According to official figures from 2020, the Arsk district placed 35th out of 43 in rankings of the quality of life in Tatarstan municipalities. The district faces severe problems related to infrastructure development as around 127 settlements do not have access to sewage services while 59% of all roads are in poor condition.

Agriculture constitutes the main sector of the district economy. Residents engage in fish farming, meat and dairy cattle breeding and sheep herding. Additionally, peat, loose limestone and dolomite are mined in the area. Large enterprises operating in the district include the Arskiy kirpichniy zavod, Arskiy elevator, Arsknefteprodukt, Arskiy Rybkhoz and Arskiy Dairy Plant.

=== Investment potential===

In 2019 Arsk district attracted 404 million rubbles of investment (in addition to budgetary funds and revenues from small business). As of the first half of 2020, the region's investment in fixed capital assets of the region for amounted to 865 million rubles over the full range of economic entities or 0.4% of the total investment in the republic of Tatarstan during this period. In the first half of 2020, more than 7,000 m2 of housing were commissioned in the Arsk region. Most of the district is occupied for residential or agricultural purposes while territory currently set aside for commercial constitutes only 402 m2.

The Arsk agro-industrial park with an area of 21 hectares has been under construction in the district since 2019. The Sozidanie company is a main investor in the project which has drawn 140 million rubles in investment. It is expected that the park will be equipped with shops for receiving and processing milk, processing vegetables and producing juices, a meat processing complex, and plant for protein-vitamin mineral supplements.
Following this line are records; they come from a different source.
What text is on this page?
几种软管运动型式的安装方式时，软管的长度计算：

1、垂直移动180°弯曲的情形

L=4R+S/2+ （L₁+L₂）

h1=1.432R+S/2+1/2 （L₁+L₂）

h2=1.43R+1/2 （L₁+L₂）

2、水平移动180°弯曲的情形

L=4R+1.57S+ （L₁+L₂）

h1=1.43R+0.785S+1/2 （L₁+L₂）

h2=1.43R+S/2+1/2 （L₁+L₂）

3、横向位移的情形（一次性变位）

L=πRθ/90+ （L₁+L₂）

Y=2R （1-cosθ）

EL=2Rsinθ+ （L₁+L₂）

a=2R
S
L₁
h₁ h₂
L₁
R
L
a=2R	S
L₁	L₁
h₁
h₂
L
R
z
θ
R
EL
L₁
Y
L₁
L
It the project is intended to attract five residents to the industrial park, which will create at least 300 jobs.

=== Transport ===
The total length of the road network in the region is 1101 km. Other major transportation arteries include the Kazan - Yekaterinburg railway, the Kazan - Perm, Bolshaya Atnya - Arsk and Arsk - Novy Kiner highways which pass through the territory of the district.

== Social and Cultural Resources ==

As of 2020, there were 105 secondary schools, a children's art school, a children's and youth sports school "Archa", three libraries and a schoolchildren's palace operating in the Arsk district. Cultural resources of the district include 78 recreational centers and other clubs, 57 libraries and eight museums. Prominent among newspapers in the district is "Archa khuburlure" ("Arskiy Vestnik"), which is published in Russian and in the Tatar language.